Les Bruce at Tel Maresha
Our first stop on Thursday was at Caesaria Maritima, built by Herod the Great (who was not so great, according to our tour guide, or Herod the Terrible, according to Kathy Bruce). The Holy Spirit first came upon the Gentiles at Caesaria when Peter came to meet Cornelius in Acts 10. Paul was in prison here, and appeared before Felix and Agrippa in Acts 25-27.
We next drove up to Mount Carmel, where God sent fire from heaven to consume the altar and sacrifice that Elijah had prepared. Elijah then slew 850 priests of Baal. Mount Carmel provided a wonderful view of the Jezreel Valley, also called the Valley of Megiddo. This is where the Battle of Armageddon will be held.
We also visited Nazareth, where Jesus grew up. Here is where Jesus taught in the synagogue, saying:
The Spirit of the Lord is upon me, because he hath anointed me to preach the gospel to the poor; he hath sent me to heal the brokenhearted, to preach deliverance to the captives, and recovering of sight to the blind, to set at liberty them that are bruised, To preach the acceptable year of the Lord….This day is this scripture fulfilled in your ears (Luke 4:18, 21).
On Wednesday we walked through Hezekiah’s tunnel. It takes about 45 minutes to go through it, in water up to your thighs at times. The tunnel is quite narrow and often so low you have to bend over to get through it. I wouldn’t have missed it! Unfortunately, my pictures didn’t come out because it was so dark.

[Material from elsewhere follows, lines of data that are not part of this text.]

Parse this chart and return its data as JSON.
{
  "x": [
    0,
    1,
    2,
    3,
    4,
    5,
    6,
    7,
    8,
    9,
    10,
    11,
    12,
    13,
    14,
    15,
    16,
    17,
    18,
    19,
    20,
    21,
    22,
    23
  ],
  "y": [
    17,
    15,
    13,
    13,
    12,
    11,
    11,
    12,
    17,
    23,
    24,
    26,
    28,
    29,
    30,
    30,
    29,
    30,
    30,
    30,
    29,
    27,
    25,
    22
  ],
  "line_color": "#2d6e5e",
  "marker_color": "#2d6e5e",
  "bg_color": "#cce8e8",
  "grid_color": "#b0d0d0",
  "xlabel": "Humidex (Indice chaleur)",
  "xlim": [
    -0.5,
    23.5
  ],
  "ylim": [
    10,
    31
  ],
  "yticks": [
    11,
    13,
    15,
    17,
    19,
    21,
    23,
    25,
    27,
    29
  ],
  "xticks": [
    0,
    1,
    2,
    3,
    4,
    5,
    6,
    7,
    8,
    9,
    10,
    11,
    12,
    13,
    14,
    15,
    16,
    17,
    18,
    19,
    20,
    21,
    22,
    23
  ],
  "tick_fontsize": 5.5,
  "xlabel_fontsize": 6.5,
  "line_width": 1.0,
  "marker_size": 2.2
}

At the end of the tunnel was the pool of Siloam, where Jesus healed a blind man. Just a few steps away from there, archaeologists have uncovered the temple steps from the time of Jesus. He would really have walked that path!

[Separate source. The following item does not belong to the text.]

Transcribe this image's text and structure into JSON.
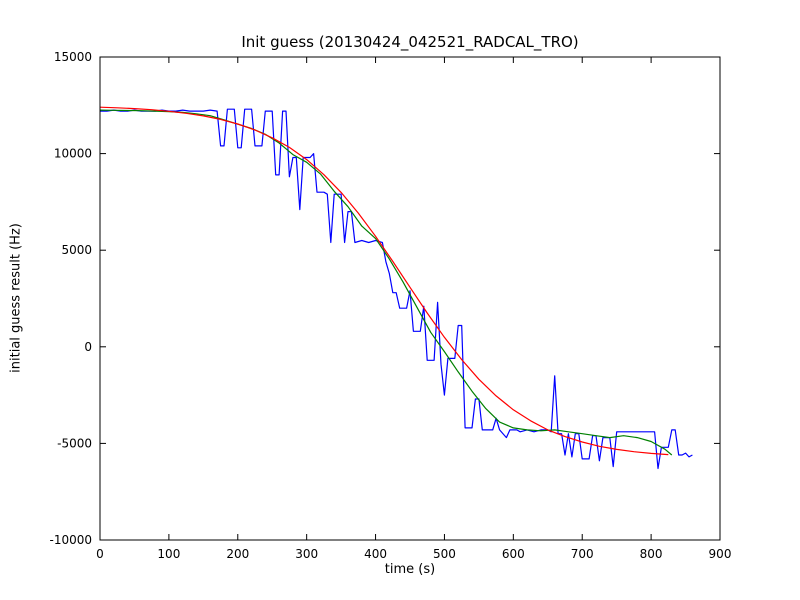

Tuesday was a very special day. We visited Shiloh where the Tabernacle resided for many years. It was here that Hannah prayed for a son and God gave her Samuel, who later became the prophet, who anointed David to be king. While there, we had a time of reflection and prayer for special needs.
Tabernacle dig site
We drove through the area where Joshua’s long day occurred, and on to Gezer, one of Solomon’s fortified cities. I Kings 9:15 lists three cities that he built, and archaeologists have determined all three of those city gates were built by the same man of that time period.
Another stop, Beth Shemesh, was where the cows brought the Ark of the Covenant once the Philistines released it.
Qeiyafa was the encampment of the Israelite army above the Elah Valley. Here David chose 5 stones from a small brook to kill Goliath. At Qeiyafah, we got into small groups and ran around trying to identify various gates, the palace, and other items of interest. We were able to find some pottery shards there from the 10th century B.C.
Qeiyafa & the Elah Valley
Our first stop on Monday was at Masada, a massive palace and fortress. While one palace was already there, Herod the Great improved that one for his wives and children and then built another one for himself. In AD 70 the Jewish Zealots inhabited it. They lived in Masada for 3 1/2 years before the Romans breached the walls, only to find the Zealots had killed themselves.
Next, we visited En-Gedi, a spring close by. David had hidden from Saul in a cave there, and had the opportunity to kill Saul but didn’t.
After a swim in the Dead Sea, our group went to the site of old Jericho and saw the part of the wall that is still standing.
Finally, we saw a presentation of the Tabernacle in the evening.
I know you want to see pictures, and I will try, but internet is very “iffy.”